Assess real-life risks by identifying security weaknesses, actively exploit their findings, and determine additional impact through post exploitation in accordance with KCB Group’s business objectives, regulatory requirements, and strategic goals. Perform one or more of the following roles as a penetration tester: external network security testing, internal network security testing, wireless security testing, web application security testing, mobile application security testing, social engineering, non-destructive physical security testing and access control reviews.
Key Responsibilities: –
- Conduct regular penetration tests and vulnerability assessments on networks, web applications, and other critical infrastructure.
- Develop, implement, and manage penetration testing schedules to identify, classify, report, and prioritize remediation of security vulnerabilities across the Group resulting in timely and effective security assessments.
- Use a variety of tools and techniques to simulate attacks on systems and uncover vulnerabilities.
- Develop and deliver reports on the status and effectiveness of the security testing program to internal leadership and all relevant stakeholders.
- Perform in-depth analysis of penetration testing results and create reports that describe findings, exploitation procedures, risks, and recommendations.
- Provide technical VAPT related support to projects in a bid to ensure compliance to technical security policies and standards. Execute penetration testing projects using the established methodology, tools, and rules of engagements.
- Develop, research, and maintain proficiency in tools, techniques, countermeasures, and trends in computer and network vulnerabilities, data hiding, and encryption.
- Cross-Functional Collaboration with other teams and departments to enable effective defence-in-depth controls through Red Team, Purple Team and Blue Team exercises.
- Emulate advanced threat actors by planning, executing, and analysing complex attack scenarios. Help develop and refine tactics, techniques, and procedures (TTPs) used by adversaries.
The Person
For the above position, the successful applicant should have the following:
- Bachelor’s degree in Information Technology / Computer Science / Cybersecurity / Engineering (Electrical, Electronic) or related field.
- At least one cybersecurity certification in the list: Cybersecurity certification in either CISA/ CISM/ CISSP/ Security+/Cybersecurity certification in either CEH/CPT/CRT/GPEN/OSCP/ OSWA/OSWE/ LPT/ PenTest+/ ECSA/ CHFI/ or a relevant equivalent certification/ Certified Red Team Expert (CRTE)/Certified Red Team Operator (CRTO)/ Bug Bounty Researcher (ICBBR)/ Certified Information Systems Security Tester (CISST)/PECB ISO/IEC 27001 Lead Auditor.
- Any professional certifications will be added advantage: Penetration Testing / Cybersecurity Assurance Certification /Cisco Cyberops Associate & Professional or any relevant equivalent certification
- Any masters’ degree will be added advantage.
- 5 years’ technology experience with at least 3 years in cybersecurity.
- 3 years’ experience in Penetration Testing and Ethical hacking.
- 2 years’ experience in Offensive Security and Red Teaming.
- 2 years’ experience in System/ Network/ Database/ Containerization and Cloud Platform Administration.
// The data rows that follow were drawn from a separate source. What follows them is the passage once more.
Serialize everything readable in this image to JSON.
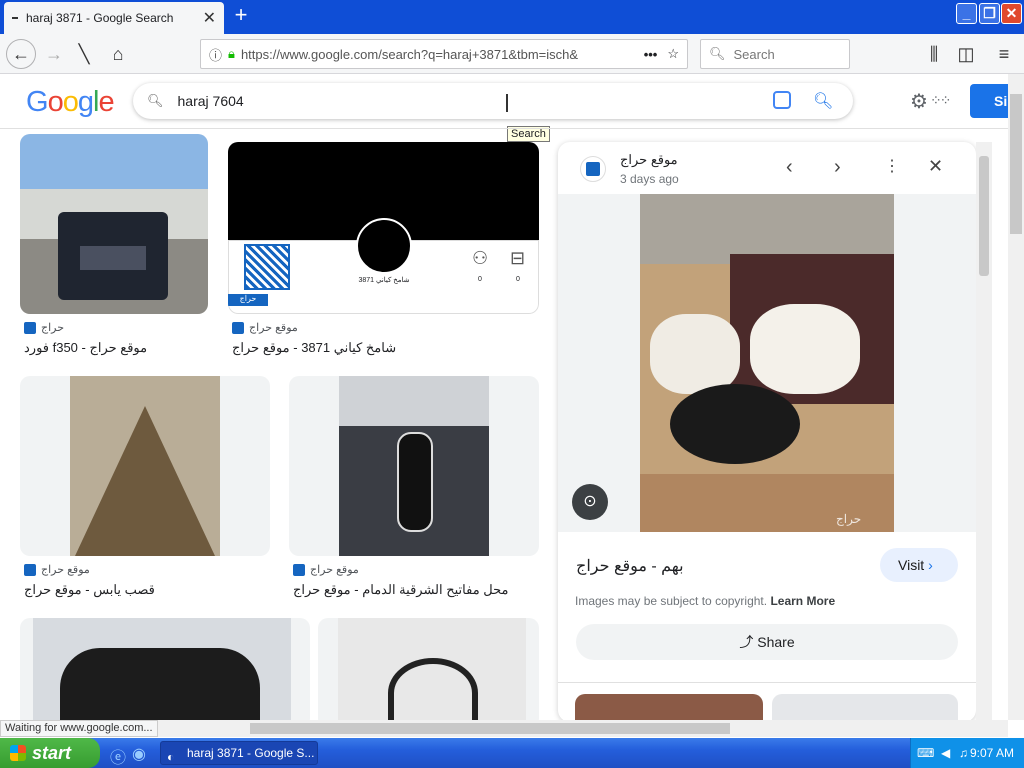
{
  "browser": {
    "tab_title": "haraj 3871 - Google Search",
    "url": "https://www.google.com/search?q=haraj+3871&tbm=isch&",
    "search_placeholder": "Search"
  },
  "google": {
    "logo": "Google",
    "query": "haraj 7604",
    "tooltip": "Search",
    "signin": "Si",
    "accent": "#1a73e8"
  },
  "results": [
    {
      "source": "حراج",
      "caption": "فورد f350 - موقع حراج"
    },
    {
      "source": "موقع حراج",
      "caption": "شامخ كياني 3871 - موقع حراج",
      "thumb_name": "شامخ كياني 3871",
      "thumb_logo": "حراج",
      "thumb_counts": [
        "0",
        "0"
      ]
    },
    {
      "source": "موقع حراج",
      "caption": "قصب يابس - موقع حراج"
    },
    {
      "source": "موقع حراج",
      "caption": "محل مفاتيح الشرقية الدمام - موقع حراج"
    }
  ],
  "panel": {
    "site": "موقع حراج",
    "time": "3 days ago",
    "title": "بهم - موقع حراج",
    "visit": "Visit",
    "copyright": "Images may be subject to copyright.",
    "learn_more": "Learn More",
    "share": "Share",
    "watermark": "حراج"
  },
  "status": "Waiting for www.google.com...",
  "taskbar": {
    "start": "start",
    "task": "haraj 3871 - Google S...",
    "clock": "9:07 AM"
  }
}
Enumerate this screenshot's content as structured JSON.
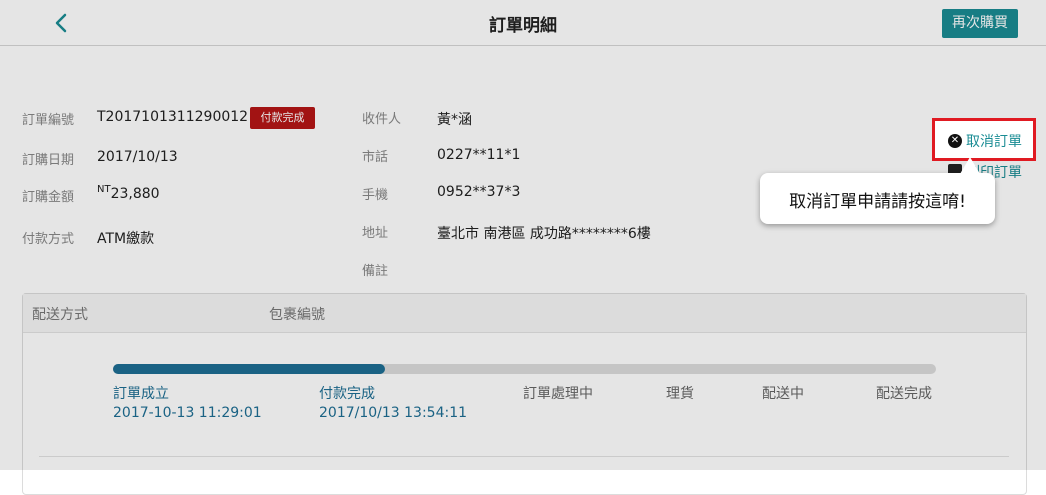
{
  "header": {
    "title": "訂單明細",
    "rebuy_label": "再次購買"
  },
  "order": {
    "number_label": "訂單編號",
    "number": "T2017101311290012",
    "status_badge": "付款完成",
    "date_label": "訂購日期",
    "date": "2017/10/13",
    "amount_label": "訂購金額",
    "currency": "NT",
    "amount": "23,880",
    "payment_label": "付款方式",
    "payment": "ATM繳款"
  },
  "recipient": {
    "name_label": "收件人",
    "name": "黃*涵",
    "phone_label": "市話",
    "phone": "0227**11*1",
    "mobile_label": "手機",
    "mobile": "0952**37*3",
    "address_label": "地址",
    "address": "臺北市 南港區 成功路********6樓",
    "note_label": "備註",
    "note": ""
  },
  "actions": {
    "cancel_label": "取消訂單",
    "print_label": "列印訂單"
  },
  "tooltip": {
    "text": "取消訂單申請請按這唷!"
  },
  "shipping": {
    "method_label": "配送方式",
    "package_label": "包裹編號",
    "progress": 0.33,
    "steps": [
      {
        "label": "訂單成立",
        "date": "2017-10-13 11:29:01"
      },
      {
        "label": "付款完成",
        "date": "2017/10/13 13:54:11"
      },
      {
        "label": "訂單處理中",
        "date": ""
      },
      {
        "label": "理貨",
        "date": ""
      },
      {
        "label": "配送中",
        "date": ""
      },
      {
        "label": "配送完成",
        "date": ""
      }
    ]
  },
  "colors": {
    "accent": "#1a8c94",
    "progress": "#1d6e93",
    "badge": "#b51616",
    "highlight": "#e01a22"
  }
}
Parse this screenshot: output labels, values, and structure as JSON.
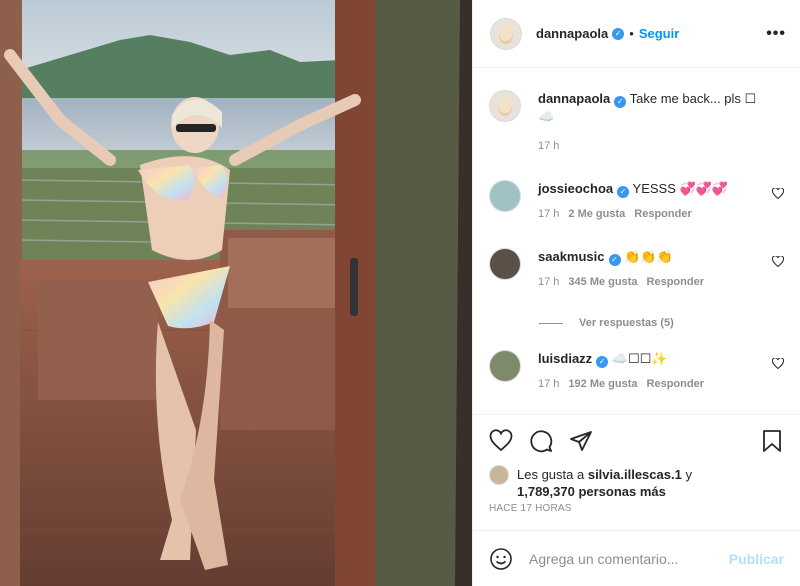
{
  "post": {
    "image_alt": "Photo of woman posing on a deck with a lake and hills in background",
    "author": "dannapaola",
    "follow_label": "Seguir",
    "dot": "•",
    "more_label": "•••"
  },
  "caption": {
    "user": "dannapaola",
    "text": "Take me back... pls ☐",
    "text2": "☁️",
    "time": "17 h"
  },
  "comments": [
    {
      "user": "jossieochoa",
      "text": "YESSS 💞💞💞",
      "time": "17 h",
      "likes": "2 Me gusta",
      "reply": "Responder"
    },
    {
      "user": "saakmusic",
      "text": "👏👏👏",
      "time": "17 h",
      "likes": "345 Me gusta",
      "reply": "Responder"
    },
    {
      "user": "luisdiazz",
      "text": "☁️☐☐✨",
      "time": "17 h",
      "likes": "192 Me gusta",
      "reply": "Responder"
    }
  ],
  "view_replies": "Ver respuestas (5)",
  "likes": {
    "prefix": "Les gusta a",
    "user": "silvia.illescas.1",
    "and": "y",
    "count": "1,789,370 personas más"
  },
  "timestamp": "HACE 17 HORAS",
  "add_comment": {
    "placeholder": "Agrega un comentario...",
    "publish": "Publicar"
  },
  "colors": {
    "accent": "#0095f6",
    "verified": "#3897f0",
    "muted": "#8e8e8e"
  }
}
- 2 years’ experience with penetration testing frameworks and tools, such as Kali Linux, The Penetration Testers Framework, Metasploit, Canvas, Cobalt Strike, Burp Suite Pro, Nexpose, Nessus, Wireshark, Nmap
- 2 years’ experience in code review.
The above position is a demanding role for which the Bank will provide a competitive remuneration package to the successful candidate. If you believe you can clearly demonstrate your abilities to meet the criteria given above, please log in to our Recruitment portal and submit your application with a detailed CV.
To be considered your application must be received by Friday 20th September 2024.
Qualified candidates with a disability are encouraged to apply.
Only short-listed candidates will be contacted.